AUBURN – The bodies of a mother and son are in Augusta, awaiting autopsies following a horrific shooting and police standoff on Minot Avenue on Friday.
The body of Margaret Peters, 70, was finally removed from the driveway of her 1806 Minot Ave. home just before dawn Saturday. The woman, whom neighbors describe as sickly and feeble, was apparently shot nearly 20 hours earlier by her son, James Michael Peters, 42, who was living in the basement of the modest ranch-style home.
The home, pocked with pink stains from tear-gas canisters and bullet holes, was the scene of a 17-hour standoff between police tactical units and James Michael Peters, who was holed up in the house with a weapon.
Just after 3 a.m., police stormed the house and found Peters in a back room, dead, with an AK-47 nearby. It is unclear whether he died of suicide or from a shot fired by police.
“That’s a determination that will be made by the AG’s office,” said Steve McCausland, spokesman for the Maine Department of Public Safety. But police are working on the assumption that Peters died as a result of one of the shots fired by officers, he said.
Autopsies are expected to be performed on Margaret Peters today by the Maine Medical Examiner’s Office and on James Michael Peters on Monday.
The police storm early Saturday ended a daylong siege that started around 10 a.m. and involved dozens of police officers, closed one of the city’s busiest thoroughfares and forced the evacuation of neighbors from their homes.
A tactical unit from New Hampshire arrived around 11 p.m. Friday to assist Maine’s State Police tactical unit in the final hours. Police negotiators repeatedly tried to make contact with Peters, calling him more than 100 times and speaking to him through a bullhorn, offering him a chance to get food or cigarettes.

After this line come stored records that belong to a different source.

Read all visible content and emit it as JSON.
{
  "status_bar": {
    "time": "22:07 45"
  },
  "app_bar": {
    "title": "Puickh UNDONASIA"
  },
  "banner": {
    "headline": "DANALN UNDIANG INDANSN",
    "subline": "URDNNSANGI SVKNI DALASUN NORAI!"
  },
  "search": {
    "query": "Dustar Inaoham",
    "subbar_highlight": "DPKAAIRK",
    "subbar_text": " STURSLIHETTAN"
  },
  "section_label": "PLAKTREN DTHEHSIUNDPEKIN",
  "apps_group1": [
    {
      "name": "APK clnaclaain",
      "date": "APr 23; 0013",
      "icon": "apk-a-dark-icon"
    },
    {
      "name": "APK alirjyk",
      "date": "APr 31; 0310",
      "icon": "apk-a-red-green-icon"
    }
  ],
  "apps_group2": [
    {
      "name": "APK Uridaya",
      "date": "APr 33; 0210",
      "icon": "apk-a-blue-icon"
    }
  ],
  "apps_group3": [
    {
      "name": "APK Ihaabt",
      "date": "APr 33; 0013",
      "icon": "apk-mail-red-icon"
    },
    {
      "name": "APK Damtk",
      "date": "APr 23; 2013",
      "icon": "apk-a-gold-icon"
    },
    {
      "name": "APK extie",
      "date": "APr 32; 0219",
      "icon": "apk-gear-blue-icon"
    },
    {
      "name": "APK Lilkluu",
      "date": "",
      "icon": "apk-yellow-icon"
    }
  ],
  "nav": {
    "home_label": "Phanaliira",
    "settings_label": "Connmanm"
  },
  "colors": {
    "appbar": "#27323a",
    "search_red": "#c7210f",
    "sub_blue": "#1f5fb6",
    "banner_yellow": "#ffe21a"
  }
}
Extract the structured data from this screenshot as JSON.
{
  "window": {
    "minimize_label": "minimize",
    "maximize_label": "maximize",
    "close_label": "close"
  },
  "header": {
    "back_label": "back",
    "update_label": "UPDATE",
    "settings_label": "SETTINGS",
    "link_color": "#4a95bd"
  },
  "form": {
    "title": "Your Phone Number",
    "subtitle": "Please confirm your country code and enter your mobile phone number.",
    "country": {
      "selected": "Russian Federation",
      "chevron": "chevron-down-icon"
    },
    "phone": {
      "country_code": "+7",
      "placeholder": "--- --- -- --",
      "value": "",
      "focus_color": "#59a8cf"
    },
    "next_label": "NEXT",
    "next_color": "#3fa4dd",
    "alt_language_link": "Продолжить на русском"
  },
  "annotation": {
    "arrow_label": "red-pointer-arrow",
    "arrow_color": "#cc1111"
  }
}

“But there was no verbal contact with him throughout the entire incident,” said McCausland.
Dozens of canisters of tear gas and percussion grenades were lobbed into the home to force Peters out but, they, too, proved ineffective. It was after the last unanswered volley of tear gas that police decided to enter the home.
McCausland said Peters’ body was found in a back room near a window where he and tactical police exchanged gunfire around 5:30 p.m.
Police then secured the scene and processed the house for evidence. Earlier in the night, an armored police vehicle rammed the garage door so police could have a full view of its interior. Minot Avenue was reopened to traffic around 10 a.m. Saturday.
McCausland said police would inventory any firearms found in the house. Neighbors of the Peters said Wilbur Peters, the deceased husband of Margaret, had been in the Navy and had firearms at home. One said James Michael Peters would sometimes shoot rifles off in the backyard, where the Androscoggin River draws a lot of geese and ducks.
But the sound of Friday’s blast was different.
“This shot was something else … a very powerful gun,” said Bob Lamontagne, a neighbor. “My wife said, ‘Bob, who in the world is shooting at quarter of 10 in the morning?'”
Lamontagne spoke highly of Wilbur Peters, whom he described as the “nicest guy you could ever have” as a neighbor. He knew Margaret Peters less well, saying she stayed indoors all the time because of health problems. The couple had planned on moving to Florida.
But two years ago, Wilbur Peters choked on food and died as paramedics arrived at his home, said Lamontagne. He said the Peters’ son, James Michael, was there at the time and never tried to revive his father or even offer to drive his mother to the hospital.
“He was very rowdy with his mother,” said Lamontagne, adding that James Michael would often have friends over, loudly partying into the night. At times, he added, the son would scream at his mother.
“There was no such thing when his dad was alive,” he said.
Another son, 45-year-old John Peters, committed suicide in 2006 in his New Auburn apartment. Friends of the family said Margaret described James Michael as a severe alcoholic and was afraid of him. He received disability checks and did not work.
Lamontagne said he had no idea what could have triggered the son’s attack on his mother.
“Well, she won’t suffer any more,” he said. “God came and got her.”